新しいキング・コングが封切されるらしい。こういう映画はかなり好きなのだけど、でも観れない。若い頃、封切されたキング・コングを観て、映画館で大泣きして周りの人の顰蹙をかった。仕方なかった。止めなきゃ、止めなきゃと思うのに、キング・コングが可哀想でならず止められなかった。フランケンシュタインもそうだ。私は相当彼ら寄りだ。

中学生になるまで、映画館が近くになく、めったに映画が観れなかった四国の田舎に住んでいたから、映画といえば学校から集団で観に行くものか、村の組合の広場で夜間に上映されるものしか観れなかったが、中学生になって東京に移転し、自由に観れるようになると、私は結構映画好きになった。
クラスの友達の影響で、妖怪もの、お化け物などをよく観るようになった。当時は、それらは恐怖の存在だった。だが成長するに従って、妖怪たちの多くが純真な心を持ち、妖怪と言う運命や立場ゆえに人間に疎まれ、ついには追われたり殺されたりするのだ、と理解できるようになると、妖怪たちに気持ちが寄っていくようになった。

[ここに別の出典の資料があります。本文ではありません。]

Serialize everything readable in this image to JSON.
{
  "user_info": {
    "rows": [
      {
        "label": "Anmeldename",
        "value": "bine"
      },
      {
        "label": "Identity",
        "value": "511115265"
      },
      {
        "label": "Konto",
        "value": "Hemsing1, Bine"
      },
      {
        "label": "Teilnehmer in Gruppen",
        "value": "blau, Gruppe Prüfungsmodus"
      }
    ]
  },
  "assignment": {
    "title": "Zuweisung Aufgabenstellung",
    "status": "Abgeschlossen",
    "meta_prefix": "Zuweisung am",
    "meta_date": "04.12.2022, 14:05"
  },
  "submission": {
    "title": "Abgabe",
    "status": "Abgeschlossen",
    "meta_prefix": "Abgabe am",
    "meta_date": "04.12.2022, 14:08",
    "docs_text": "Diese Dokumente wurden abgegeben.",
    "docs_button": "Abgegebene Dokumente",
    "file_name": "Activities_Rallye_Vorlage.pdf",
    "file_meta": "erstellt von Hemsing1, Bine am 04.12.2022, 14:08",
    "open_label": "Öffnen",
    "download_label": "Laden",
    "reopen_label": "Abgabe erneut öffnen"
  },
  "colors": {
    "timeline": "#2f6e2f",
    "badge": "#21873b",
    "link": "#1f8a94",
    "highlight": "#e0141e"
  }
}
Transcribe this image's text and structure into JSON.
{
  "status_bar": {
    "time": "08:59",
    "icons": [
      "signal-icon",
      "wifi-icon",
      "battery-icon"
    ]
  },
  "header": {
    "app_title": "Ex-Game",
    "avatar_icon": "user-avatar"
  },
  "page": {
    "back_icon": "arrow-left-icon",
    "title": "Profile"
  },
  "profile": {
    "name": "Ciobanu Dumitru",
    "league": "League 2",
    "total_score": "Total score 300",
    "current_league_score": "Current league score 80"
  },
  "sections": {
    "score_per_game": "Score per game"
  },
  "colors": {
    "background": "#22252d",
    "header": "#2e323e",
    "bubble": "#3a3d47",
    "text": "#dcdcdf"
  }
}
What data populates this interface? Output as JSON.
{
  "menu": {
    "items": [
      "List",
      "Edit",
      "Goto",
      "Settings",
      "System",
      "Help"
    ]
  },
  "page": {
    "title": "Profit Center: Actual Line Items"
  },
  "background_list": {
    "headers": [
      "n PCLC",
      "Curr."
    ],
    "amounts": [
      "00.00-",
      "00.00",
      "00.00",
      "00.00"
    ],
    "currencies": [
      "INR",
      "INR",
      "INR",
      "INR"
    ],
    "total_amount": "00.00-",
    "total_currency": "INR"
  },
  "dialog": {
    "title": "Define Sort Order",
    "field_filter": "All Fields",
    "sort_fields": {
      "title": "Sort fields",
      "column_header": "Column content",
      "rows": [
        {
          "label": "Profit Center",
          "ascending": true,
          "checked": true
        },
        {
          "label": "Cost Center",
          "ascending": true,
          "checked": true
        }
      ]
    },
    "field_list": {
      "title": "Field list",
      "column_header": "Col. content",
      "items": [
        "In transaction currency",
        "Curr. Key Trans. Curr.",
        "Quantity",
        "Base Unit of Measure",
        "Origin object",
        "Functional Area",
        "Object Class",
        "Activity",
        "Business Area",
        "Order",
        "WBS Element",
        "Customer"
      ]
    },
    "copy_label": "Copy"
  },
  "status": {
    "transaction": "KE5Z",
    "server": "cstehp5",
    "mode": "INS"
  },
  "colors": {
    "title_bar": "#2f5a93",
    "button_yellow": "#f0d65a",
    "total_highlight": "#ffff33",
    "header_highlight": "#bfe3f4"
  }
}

特に、我が家に猫や犬を捨てられるようになり、自分の生活が壊れていき、随分苦しんでいるのだが、捨てた人たちは、それを痛むどころか、事情を知らないままに悪口を言う人と一緒になって冷笑することもあるのを知るにつけ、一気に妖怪や怪獣側に添うようになった。
(危ない人になったってことかな? 笑)
もっとも、もともと私の”正義感”は数の多い方をよしとするような体質ではないけど。中学一年の時に、ある事件を起こした男の身の上を新聞で読み、父に、「この人、可哀想。」と言ったら、「そんなこと絶対人に言うな、お前はヘンだと言われる!」と父はまるで私がその男と同じ罪を犯したかのように恐ろしく怒ったっけ。(鬼父!)
まもなく封切になるキング・コングの予告をテレビでやってるのを観ると、面白そうでわくわくする。・・・観れるかなぁ、大泣きしないという自信がないからなぁ。